Elektroniczny dozór więźniów był jednym z pomysłów na uzdrowienia polskiego więziennictwa, który forsował były minister sprawiedliwości Zbigniew Ziobro. Przepisy wprowadzające tzw. elektroniczne obroże miały wejść w życie od 1 lipca 2008 r. – Niestety, nic nie jest jeszcze gotowe – przyznaje Grzegorz Żurawski, rzecznik ministerstwa. – Brak dokładnych ustaleń co do finansowania elektronicznego dozoru czy wyboru dostawcy sprzętu. Nie rozpisano żadnego przetargu.

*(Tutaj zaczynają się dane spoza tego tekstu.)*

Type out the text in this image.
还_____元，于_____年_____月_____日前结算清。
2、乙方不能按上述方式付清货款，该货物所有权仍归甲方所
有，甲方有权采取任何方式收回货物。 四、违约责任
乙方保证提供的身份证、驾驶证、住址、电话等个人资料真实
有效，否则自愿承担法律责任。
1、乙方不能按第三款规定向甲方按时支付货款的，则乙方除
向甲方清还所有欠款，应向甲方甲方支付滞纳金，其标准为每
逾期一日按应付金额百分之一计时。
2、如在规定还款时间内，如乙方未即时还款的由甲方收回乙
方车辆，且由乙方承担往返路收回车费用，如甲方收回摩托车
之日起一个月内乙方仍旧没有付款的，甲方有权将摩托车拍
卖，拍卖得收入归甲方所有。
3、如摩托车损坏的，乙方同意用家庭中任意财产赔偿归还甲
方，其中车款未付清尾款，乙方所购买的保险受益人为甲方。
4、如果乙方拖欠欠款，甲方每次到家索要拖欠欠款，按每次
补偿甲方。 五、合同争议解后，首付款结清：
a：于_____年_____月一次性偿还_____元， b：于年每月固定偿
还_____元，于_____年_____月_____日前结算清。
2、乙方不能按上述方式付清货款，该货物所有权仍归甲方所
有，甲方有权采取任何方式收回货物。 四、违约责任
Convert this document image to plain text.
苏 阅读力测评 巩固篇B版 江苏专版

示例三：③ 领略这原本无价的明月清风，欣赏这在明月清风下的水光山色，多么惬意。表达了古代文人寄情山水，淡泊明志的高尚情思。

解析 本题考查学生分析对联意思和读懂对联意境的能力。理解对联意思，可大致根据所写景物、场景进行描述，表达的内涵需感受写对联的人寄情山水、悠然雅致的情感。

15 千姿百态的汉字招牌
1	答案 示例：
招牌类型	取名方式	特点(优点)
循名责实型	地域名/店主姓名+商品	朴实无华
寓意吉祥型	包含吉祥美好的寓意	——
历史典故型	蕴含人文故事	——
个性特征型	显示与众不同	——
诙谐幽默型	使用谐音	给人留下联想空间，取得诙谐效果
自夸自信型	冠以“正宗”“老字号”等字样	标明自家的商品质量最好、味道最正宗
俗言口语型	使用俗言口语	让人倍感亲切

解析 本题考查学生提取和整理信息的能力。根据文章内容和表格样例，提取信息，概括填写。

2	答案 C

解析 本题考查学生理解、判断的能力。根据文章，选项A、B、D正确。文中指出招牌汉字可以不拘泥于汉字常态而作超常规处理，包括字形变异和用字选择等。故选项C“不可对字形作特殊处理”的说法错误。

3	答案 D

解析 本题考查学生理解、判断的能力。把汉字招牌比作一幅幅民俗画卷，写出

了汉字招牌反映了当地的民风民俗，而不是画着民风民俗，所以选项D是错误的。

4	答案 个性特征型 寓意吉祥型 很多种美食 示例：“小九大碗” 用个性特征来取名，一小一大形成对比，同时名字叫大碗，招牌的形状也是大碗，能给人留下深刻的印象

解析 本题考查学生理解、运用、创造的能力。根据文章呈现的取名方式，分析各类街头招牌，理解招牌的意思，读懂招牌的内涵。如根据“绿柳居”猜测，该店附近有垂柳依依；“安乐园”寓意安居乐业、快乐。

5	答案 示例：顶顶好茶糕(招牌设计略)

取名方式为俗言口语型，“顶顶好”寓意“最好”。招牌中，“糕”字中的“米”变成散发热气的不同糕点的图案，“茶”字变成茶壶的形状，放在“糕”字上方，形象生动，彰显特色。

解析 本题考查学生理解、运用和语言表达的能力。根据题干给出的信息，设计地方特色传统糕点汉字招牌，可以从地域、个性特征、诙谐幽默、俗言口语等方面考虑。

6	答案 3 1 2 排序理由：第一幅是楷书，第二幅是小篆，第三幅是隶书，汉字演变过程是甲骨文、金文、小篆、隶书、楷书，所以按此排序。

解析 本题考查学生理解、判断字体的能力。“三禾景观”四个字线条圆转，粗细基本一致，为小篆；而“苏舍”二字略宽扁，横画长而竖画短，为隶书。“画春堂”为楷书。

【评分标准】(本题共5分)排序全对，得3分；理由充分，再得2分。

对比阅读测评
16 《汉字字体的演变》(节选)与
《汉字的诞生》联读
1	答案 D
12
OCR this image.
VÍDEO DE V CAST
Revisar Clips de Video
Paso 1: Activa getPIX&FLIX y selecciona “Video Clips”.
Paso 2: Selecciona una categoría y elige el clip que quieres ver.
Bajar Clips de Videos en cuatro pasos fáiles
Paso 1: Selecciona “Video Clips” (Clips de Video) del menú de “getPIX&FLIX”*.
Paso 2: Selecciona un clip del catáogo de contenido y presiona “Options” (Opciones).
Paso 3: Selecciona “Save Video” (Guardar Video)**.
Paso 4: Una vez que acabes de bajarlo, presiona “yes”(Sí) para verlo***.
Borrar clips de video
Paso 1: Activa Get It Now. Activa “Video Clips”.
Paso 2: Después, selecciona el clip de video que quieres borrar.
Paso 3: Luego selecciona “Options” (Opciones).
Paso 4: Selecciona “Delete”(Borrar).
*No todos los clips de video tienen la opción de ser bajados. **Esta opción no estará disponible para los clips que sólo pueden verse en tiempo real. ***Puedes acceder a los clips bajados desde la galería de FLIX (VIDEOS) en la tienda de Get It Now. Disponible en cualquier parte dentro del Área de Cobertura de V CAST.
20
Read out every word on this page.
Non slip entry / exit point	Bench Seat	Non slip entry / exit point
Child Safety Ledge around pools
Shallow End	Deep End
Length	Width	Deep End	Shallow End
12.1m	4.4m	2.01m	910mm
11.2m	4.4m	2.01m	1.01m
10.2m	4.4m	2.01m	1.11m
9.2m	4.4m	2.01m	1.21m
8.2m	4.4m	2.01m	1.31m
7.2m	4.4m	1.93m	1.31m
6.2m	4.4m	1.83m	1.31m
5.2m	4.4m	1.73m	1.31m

Nie wiadomo nawet, czy „obroża” będzie zakładana na rękę, czy na nogę więźnia.
Wdrożenie systemu będzie kosztować ponad 30 mln zł. Dozór ma obejmować skazanych na niskie kary – do 6 miesięcy więzienia – oraz przestępców, którym kończą się wyroki, a ich sprawowanie za kratami nie budzi zastrzeżeń. Szykowana nowelizacja przepisów z 2007 r. przynosi kilka zmian – więzień z elektronicznym dozorem musi mieć w domu telefon, może dostać zgodę na wyjście do pracy czy do szkoły. Warunkiem jest jednak zainstalowanie w tych miejscach nadajników takich jak w domu skazanego, tak by w każdej chwili znane było miejsce jego pobytu. Na elektroniczny dozór muszą się zgodzić osoby, które mieszkają z nim pod jednym dachem.
Resort sprawiedliwości ocenia, że docelowo nawet co szósty polski skazany może wcześniej wyjść z więzienia i odsiadywać resztę kary – albo cały niski wyrok – we własnym domu.